The header is defined as:

struct cbfs_stage {
         unsigned int compression;
         unsigned long long entry;
         unsigned long long load;
         unsigned int len;
         unsigned int memlen;
};

'compression' is an integer defining how the data is compressed.  There
are three compression types defined by this version of the standard:
none (0x0), lzma (0x1), and nrv2b (0x02), though additional types may be
added assuming that coreboot understands how to handle the scheme.

'entry' is a 64 bit value indicating the location where  the program
counter should jump following the loading of the stage.  This should be
an absolute physical memory address.

'load' is a 64 bit value indicating where the subsequent data should be
loaded.  This should be an absolute physical memory address.

'len' is the length of the compressed data in the component.

'memlen' is the amount of memory that will be used by the component when
it is loaded.

The component data will start immediately following the header.

When coreboot loads a stage, it will first zero the memory from 'load' to
'memlen'.  It will then decompress the component data according to the
specified scheme and place it in memory starting at 'load'.  Following that,
it will jump execution to the address specified by 'entry'.
Some components are designed to execute directly from the ROM - coreboot
knows which components must do that and will act accordingly.

=== Payloads ===

Payloads are loaded by coreboot following the boot process.

Stages are assigned a component value of 0x20.  When coreboot sees this
component type, it knows that it should pass the data to a sub-function
that will process the payload.  Furthermore, other run time
applications such as 'bayou' may easily index all available payloads
on the system by searching for the payload type.

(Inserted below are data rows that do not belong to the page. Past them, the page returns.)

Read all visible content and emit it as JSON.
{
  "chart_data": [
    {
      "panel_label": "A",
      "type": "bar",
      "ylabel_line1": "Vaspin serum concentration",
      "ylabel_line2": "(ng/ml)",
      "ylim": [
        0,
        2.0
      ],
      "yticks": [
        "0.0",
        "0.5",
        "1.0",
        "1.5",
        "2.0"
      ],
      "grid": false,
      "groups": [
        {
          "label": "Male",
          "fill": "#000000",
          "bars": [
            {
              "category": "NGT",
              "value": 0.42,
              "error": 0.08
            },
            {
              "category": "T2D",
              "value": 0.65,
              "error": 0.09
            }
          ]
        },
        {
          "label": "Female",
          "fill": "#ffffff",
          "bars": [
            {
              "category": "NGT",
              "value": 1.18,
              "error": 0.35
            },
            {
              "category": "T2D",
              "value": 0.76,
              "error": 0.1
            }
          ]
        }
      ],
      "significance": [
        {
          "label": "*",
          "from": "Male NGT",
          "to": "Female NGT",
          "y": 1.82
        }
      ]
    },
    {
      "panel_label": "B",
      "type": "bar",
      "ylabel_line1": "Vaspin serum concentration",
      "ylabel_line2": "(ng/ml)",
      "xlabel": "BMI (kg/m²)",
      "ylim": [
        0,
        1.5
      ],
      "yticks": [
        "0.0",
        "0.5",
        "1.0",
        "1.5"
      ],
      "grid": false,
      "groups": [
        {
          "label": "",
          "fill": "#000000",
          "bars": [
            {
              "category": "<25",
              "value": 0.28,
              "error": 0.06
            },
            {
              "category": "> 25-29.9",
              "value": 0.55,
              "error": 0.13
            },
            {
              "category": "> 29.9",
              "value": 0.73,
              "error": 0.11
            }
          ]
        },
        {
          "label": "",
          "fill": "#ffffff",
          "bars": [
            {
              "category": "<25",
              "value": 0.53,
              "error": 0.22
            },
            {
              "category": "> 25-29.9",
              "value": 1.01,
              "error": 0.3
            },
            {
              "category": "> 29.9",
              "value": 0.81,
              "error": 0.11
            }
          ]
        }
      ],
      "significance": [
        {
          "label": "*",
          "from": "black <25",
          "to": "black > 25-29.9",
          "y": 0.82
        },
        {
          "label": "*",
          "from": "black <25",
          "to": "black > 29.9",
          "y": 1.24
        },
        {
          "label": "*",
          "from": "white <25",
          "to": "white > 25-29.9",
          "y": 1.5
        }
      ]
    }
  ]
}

The following is the format of a stage component:

/-----------\
| Header    |
| Segment 1 |
| Segment 2 |
| ...       |
|-----------|
| Binary    |
| ..        |
\-----------/

The header is as follows:

struct cbfs_payload {
         struct cbfs_payload_segment segments;
}

The header contains a number of segments corresponding to the segments
that need to be loaded for the payload.

The following is the structure of each segment header:

struct cbfs_payload_segment {
         unsigned int type;
         unsigned int compression;
         unsigned int offset;
         unsigned long long load_addr;
         unsigned int len;
         unsigned int mem_len;
};

'type' is the type of segment, one of the following:

PAYLOAD_SEGMENT_CODE   0x45444F43   The segment contains executable code
PAYLOAD_SEGMENT_DATA   0x41544144   The segment contains data
PAYLOAD_SEGMENT_BSS    0x20535342   The memory speicfied by the segment
                                     should be zeroed
PAYLOAD_SEGMENT_PARAMS 0x41524150   The segment contains information for
                                     the payload
PAYLOAD_SEGMENT_ENTRY  0x52544E45   The segment contains the entry point
		       		    for the payload

'compression' is the compression scheme for the segment.  Each segment can
be independently compressed. There are three compression types defined by
this version of the standard: none (0x0), lzma (0x1), and nrv2b (0x02),
though additional types may be added assuming that coreboot understands
how to handle the scheme.

'offset' is the address of the data within the component, starting from
the component header.

'load_addr' is a 64 bit value indicating where the segment should be placed
in memory.

'len' is a 32 bit value indicating the size of the segment within the
component.

'mem_len' is the size of the data when it is placed into memory.

The data will located immediately following the last segment.

=== Option ROMS ===

The third specified component type will be Option ROMs.  Option ROMS will
have component type '0x30'.  They will have no additional header, the
uncompressed binary data will be located in the data portion of the
component.

=== NULL ===

There is a 4th component type ,defined as NULL (0xFFFFFFFF).  This is
the "don't care" component type.  This can be used when the component
type is not necessary (such as when the name of the component is unique.
i.e. option_table).  It is recommended that all components be assigned a
unique type, but NULL can be used when the type does not matter.